There was tremendous power in the "blood" that Bush evoked in the second half of his State of the Union address, when he laid out a case for war against Iraq. The assembled television pundits gave the president very high marks on this section of the speech. CNN’s Jeff Greenfield, for instance called Bush’s domestic remarks "pedestrian," but argued that "I heard a foreign-policy speech — or the Iraq part of the speech — that was in effect written in steel. A declaration of war in the most serious words."

Tim Russert told MSNBC: "This was not a declaration-of-war speech, but this was clearly a countdown-to-war speech, and February is the shortest month of the year."

CBS’s Dotty Lynch cited an instant poll that showed that "81 percent of Americans said they believed that President Bush had the same priorities for America that they had" and concluded her analysis by observing that "this speech, and at least the instant reaction to it, should give the Bush folks some optimism that he still has the power to move the American public."

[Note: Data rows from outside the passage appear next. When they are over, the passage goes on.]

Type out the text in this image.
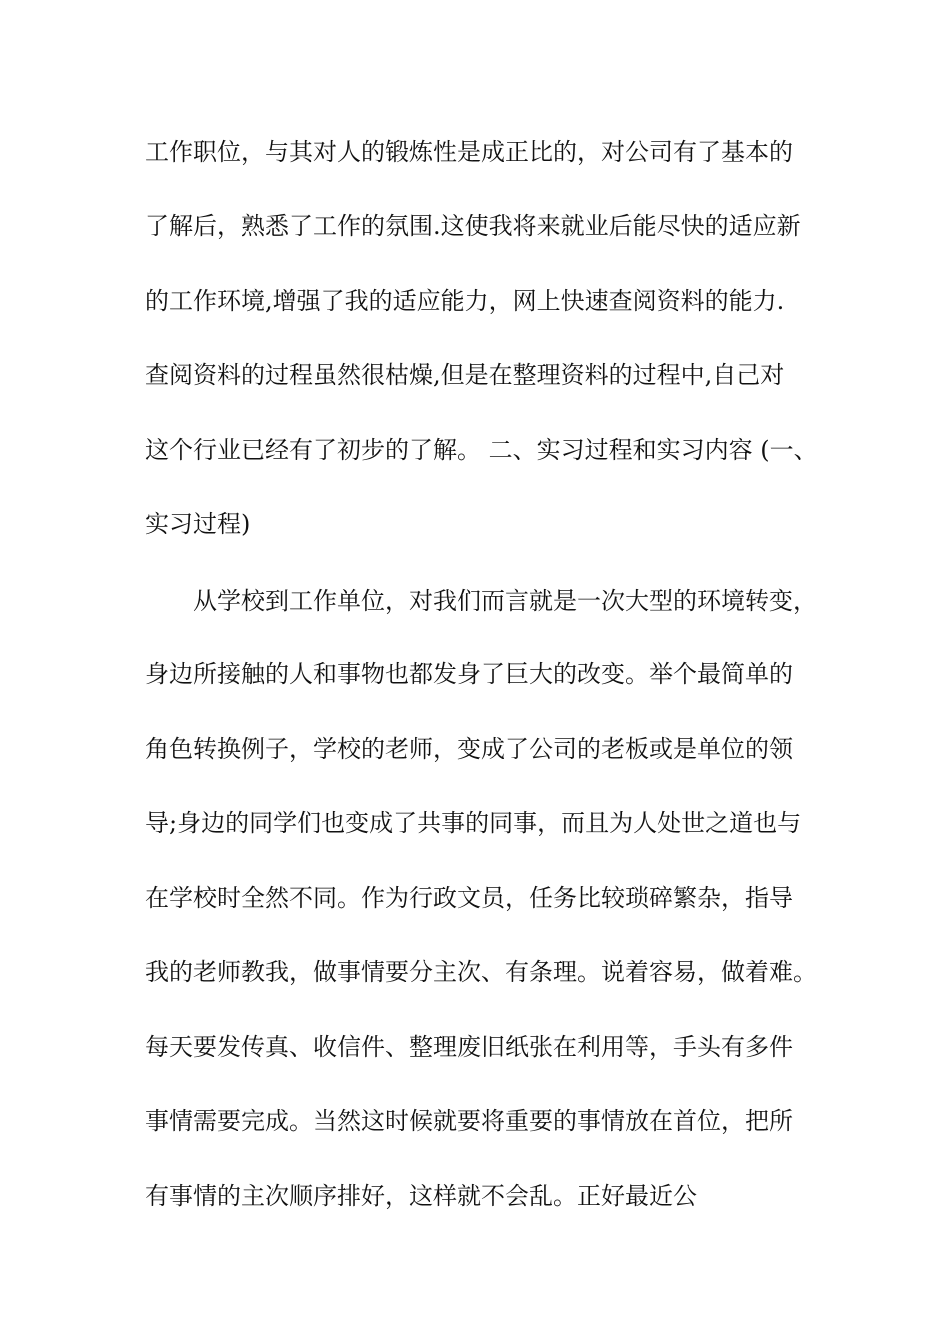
工作职位，与其对人的锻炼性是成正比的，对公司有了基本的
了解后，熟悉了工作的氛围.这使我将来就业后能尽快的适应新
的工作环境,增强了我的适应能力，网上快速查阅资料的能力.
查阅资料的过程虽然很枯燥,但是在整理资料的过程中,自己对
这个行业已经有了初步的了解。 二、实习过程和实习内容 (一、
实习过程)
从学校到工作单位，对我们而言就是一次大型的环境转变，
身边所接触的人和事物也都发身了巨大的改变。举个最简单的
角色转换例子，学校的老师，变成了公司的老板或是单位的领
导;身边的同学们也变成了共事的同事，而且为人处世之道也与
在学校时全然不同。作为行政文员，任务比较琐碎繁杂，指导
我的老师教我，做事情要分主次、有条理。说着容易，做着难。
每天要发传真、收信件、整理废旧纸张在利用等，手头有多件
事情需要完成。当然这时候就要将重要的事情放在首位，把所
有事情的主次顺序排好，这样就不会乱。正好最近公
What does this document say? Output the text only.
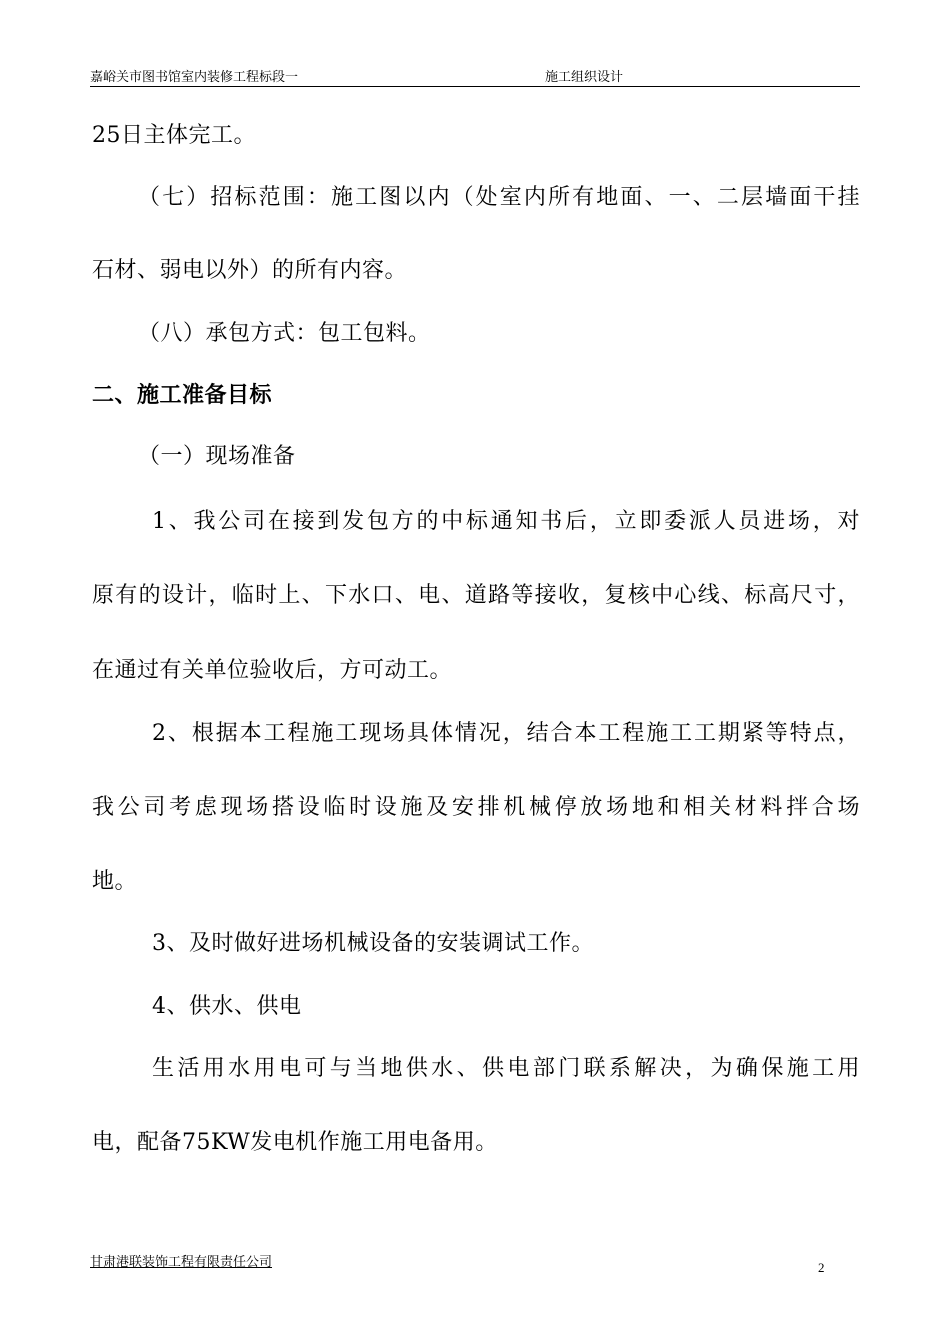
嘉峪关市图书馆室内装修工程标段一	施工组织设计
25日主体完工。
（七）招标范围：施工图以内（处室内所有地面、一、二层墙面干挂
石材、弱电以外）的所有内容。
（八）承包方式：包工包料。
二、施工准备目标
（一）现场准备
1、我公司在接到发包方的中标通知书后，立即委派人员进场，对
原有的设计，临时上、下水口、电、道路等接收，复核中心线、标高尺寸，
在通过有关单位验收后，方可动工。
2、根据本工程施工现场具体情况，结合本工程施工工期紧等特点，
我公司考虑现场搭设临时设施及安排机械停放场地和相关材料拌合场
地。
3、及时做好进场机械设备的安装调试工作。
4、供水、供电
生活用水用电可与当地供水、供电部门联系解决，为确保施工用
电，配备75KW发电机作施工用电备用。
甘肃港联装饰工程有限责任公司	2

In many ways, these pundits echoed a posting on the Washington Post’s Web site by a Fort Lauderdale, Florida, reader who noted: "My wife got goose bumps and thought Hussein must be getting worried. Is this a good thing?" Whether the power of blood — and goose bumps — will win out is a question that remains open, but just barely. The question of whether pursuing war with Iraq (contained and constrained by UN inspectors and world attention) is a good thing — especially as Osama remains at large, Afghanistan remains unpacified, and North Korea flaunts its weapons and openly blackmails the United States — looms larger and mostly unanswered by George W. Bush.

In the real world, that answer was what most of us watching the speech were waiting for. In Bush’s world, though, he’s already answered that question — or doesn’t feel that he has to.